Shortly after my family moved into a new house with a large backyard that I became involved in our yard. You see, other than the lawn, there was no yard when we moved in. Immediately my father began sculpting the weeds and dirt into the picturesque space it is now and from the start I worked along side him. I learned about laying sod, breaking concrete, mowing and pruning from my father.

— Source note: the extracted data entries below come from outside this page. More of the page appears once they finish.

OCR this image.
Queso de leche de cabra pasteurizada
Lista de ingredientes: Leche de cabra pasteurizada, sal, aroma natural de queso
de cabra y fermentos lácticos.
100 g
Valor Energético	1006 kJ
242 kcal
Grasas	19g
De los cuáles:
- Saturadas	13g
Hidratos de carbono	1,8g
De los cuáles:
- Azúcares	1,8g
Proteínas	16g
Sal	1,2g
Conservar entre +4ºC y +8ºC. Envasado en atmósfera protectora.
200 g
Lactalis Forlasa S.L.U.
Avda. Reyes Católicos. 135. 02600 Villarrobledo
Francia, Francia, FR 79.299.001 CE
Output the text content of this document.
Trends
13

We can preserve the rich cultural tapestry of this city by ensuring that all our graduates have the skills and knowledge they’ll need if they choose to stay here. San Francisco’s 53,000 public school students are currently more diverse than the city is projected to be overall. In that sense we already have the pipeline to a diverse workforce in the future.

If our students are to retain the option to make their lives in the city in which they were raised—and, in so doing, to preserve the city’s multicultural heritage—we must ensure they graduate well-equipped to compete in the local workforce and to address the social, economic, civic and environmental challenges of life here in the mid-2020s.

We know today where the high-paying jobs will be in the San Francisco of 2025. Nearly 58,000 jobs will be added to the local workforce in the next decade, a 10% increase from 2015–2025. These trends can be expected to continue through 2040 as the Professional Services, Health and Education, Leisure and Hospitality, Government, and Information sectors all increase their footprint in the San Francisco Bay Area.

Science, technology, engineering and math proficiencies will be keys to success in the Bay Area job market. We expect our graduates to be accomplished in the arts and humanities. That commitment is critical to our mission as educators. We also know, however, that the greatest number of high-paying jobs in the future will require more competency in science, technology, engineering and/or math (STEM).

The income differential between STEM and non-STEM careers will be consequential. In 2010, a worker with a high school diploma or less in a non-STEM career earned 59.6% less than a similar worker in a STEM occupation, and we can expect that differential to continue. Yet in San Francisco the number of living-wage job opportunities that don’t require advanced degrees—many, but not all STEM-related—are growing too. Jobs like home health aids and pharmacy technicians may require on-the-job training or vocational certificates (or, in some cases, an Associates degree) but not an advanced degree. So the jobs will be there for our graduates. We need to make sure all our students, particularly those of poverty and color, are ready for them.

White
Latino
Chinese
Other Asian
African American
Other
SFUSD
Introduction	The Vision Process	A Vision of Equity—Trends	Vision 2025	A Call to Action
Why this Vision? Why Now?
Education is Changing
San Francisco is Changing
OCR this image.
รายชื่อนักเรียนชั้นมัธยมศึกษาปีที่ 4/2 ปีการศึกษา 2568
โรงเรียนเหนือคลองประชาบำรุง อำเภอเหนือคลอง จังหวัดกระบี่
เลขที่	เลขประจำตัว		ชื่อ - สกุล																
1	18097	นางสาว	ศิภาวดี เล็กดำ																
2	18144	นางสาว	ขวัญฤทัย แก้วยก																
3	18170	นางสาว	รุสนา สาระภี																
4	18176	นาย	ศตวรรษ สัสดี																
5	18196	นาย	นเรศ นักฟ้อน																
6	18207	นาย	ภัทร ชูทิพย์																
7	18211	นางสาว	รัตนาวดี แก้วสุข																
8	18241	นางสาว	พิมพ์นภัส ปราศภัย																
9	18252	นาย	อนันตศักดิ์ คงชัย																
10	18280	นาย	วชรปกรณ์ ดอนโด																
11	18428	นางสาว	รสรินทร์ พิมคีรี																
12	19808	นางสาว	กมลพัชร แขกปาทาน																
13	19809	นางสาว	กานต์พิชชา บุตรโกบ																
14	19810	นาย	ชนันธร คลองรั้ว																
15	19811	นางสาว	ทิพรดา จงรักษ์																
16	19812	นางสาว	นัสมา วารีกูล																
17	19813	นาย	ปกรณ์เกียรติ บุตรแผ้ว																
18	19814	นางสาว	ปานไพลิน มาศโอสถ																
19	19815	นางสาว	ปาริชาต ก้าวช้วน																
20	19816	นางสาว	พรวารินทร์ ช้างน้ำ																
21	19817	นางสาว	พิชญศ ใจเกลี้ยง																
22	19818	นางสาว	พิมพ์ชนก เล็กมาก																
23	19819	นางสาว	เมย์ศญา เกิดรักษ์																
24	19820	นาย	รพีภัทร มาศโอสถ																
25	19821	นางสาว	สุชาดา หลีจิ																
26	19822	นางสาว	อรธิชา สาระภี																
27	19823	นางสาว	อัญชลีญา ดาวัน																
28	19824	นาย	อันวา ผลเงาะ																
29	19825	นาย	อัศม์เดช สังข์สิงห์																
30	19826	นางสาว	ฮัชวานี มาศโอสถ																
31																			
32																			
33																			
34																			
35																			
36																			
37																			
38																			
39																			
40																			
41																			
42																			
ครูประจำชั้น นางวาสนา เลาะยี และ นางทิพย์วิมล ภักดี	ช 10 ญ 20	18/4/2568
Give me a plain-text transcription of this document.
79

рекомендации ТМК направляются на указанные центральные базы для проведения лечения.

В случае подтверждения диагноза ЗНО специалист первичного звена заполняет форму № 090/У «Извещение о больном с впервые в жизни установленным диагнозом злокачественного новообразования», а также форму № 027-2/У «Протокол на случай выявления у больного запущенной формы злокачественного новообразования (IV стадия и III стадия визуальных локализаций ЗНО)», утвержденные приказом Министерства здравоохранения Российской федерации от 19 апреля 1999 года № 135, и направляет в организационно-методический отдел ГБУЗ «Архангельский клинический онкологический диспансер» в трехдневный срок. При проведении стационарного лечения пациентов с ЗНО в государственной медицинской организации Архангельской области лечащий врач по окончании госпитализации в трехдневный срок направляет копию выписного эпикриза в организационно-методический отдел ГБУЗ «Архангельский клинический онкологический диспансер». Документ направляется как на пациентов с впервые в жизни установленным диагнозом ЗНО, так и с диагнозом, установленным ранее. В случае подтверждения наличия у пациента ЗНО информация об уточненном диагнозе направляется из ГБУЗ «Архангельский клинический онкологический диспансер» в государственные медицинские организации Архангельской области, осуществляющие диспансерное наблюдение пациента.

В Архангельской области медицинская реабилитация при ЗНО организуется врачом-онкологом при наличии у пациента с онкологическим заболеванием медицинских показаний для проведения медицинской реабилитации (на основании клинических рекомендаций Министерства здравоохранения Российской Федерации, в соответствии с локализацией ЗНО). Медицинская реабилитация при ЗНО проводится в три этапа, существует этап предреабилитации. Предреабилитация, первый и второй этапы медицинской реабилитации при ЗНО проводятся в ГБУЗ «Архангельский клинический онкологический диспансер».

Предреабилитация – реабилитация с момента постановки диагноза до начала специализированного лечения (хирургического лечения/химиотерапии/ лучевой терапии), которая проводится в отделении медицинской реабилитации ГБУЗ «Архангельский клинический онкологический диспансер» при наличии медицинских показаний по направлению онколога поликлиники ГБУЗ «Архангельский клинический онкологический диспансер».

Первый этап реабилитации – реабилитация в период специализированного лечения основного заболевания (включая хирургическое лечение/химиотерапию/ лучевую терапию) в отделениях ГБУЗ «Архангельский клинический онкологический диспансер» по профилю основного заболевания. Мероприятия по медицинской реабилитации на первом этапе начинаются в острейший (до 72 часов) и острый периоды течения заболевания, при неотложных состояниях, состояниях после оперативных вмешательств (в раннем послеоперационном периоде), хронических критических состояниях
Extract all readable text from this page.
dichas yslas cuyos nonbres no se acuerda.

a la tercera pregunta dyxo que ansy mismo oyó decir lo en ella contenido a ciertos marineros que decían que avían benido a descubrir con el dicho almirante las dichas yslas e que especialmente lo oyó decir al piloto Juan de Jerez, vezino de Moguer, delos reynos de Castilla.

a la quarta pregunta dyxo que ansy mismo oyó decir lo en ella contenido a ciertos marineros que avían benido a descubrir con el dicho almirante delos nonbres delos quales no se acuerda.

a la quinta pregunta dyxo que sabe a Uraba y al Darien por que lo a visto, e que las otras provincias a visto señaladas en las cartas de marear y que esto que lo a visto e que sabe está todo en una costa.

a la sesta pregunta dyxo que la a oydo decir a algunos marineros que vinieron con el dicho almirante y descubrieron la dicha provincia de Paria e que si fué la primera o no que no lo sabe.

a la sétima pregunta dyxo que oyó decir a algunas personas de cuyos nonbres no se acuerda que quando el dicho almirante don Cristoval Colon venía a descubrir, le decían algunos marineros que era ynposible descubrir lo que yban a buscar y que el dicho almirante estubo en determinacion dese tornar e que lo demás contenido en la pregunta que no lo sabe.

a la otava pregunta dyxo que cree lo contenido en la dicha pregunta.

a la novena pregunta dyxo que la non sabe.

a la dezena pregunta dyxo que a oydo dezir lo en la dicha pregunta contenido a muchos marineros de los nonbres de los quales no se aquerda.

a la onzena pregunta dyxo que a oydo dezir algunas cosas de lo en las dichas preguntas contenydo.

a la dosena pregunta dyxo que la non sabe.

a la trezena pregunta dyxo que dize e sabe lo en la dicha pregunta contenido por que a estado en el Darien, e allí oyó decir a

A few years later my mother allowed me to have one of the vegetable beds, provided I weeded and watered it. Every year the idea that I could plant whatever I wanted excited me for a couple of weeks until the heat of the summer curbed my enthusiasm. Usually a pumpkin vine would survive my neglect and produce a few puny squash to sit on our stoop during the autumn months. While I may not have learned diligence or, really, many horticultural skills from those summer crops, I did develop a need to plant things, a positive addiction to getting my hands dirty each spring.
In this garden I butchered and killed a couple of rosemary plants as I tried to make "bonsai". This garden provided countless beetles, lizards, and tomato worms that I tried to keep as pets. In this garden I figured out how to crush yucca leaves and strip the fibers to make rope. The trellis, covered in trumpet vine, which I climbed up to hid and think about things was in this garden.
Of course, this garden isn't really in my past. If I am over for dinner during the summer, I still get to sit in the garden and taste it's produce. I acquire mint and oregano from that herb garden, daylilies from one of the flower beds. I have a maple sapling rooted in one of the vegetable beds that, if it survived my absence and the winter, I will dig up and try to train into a bonsai with my brother later this month. And I still get roped into doing some mowing or pruning occasionally.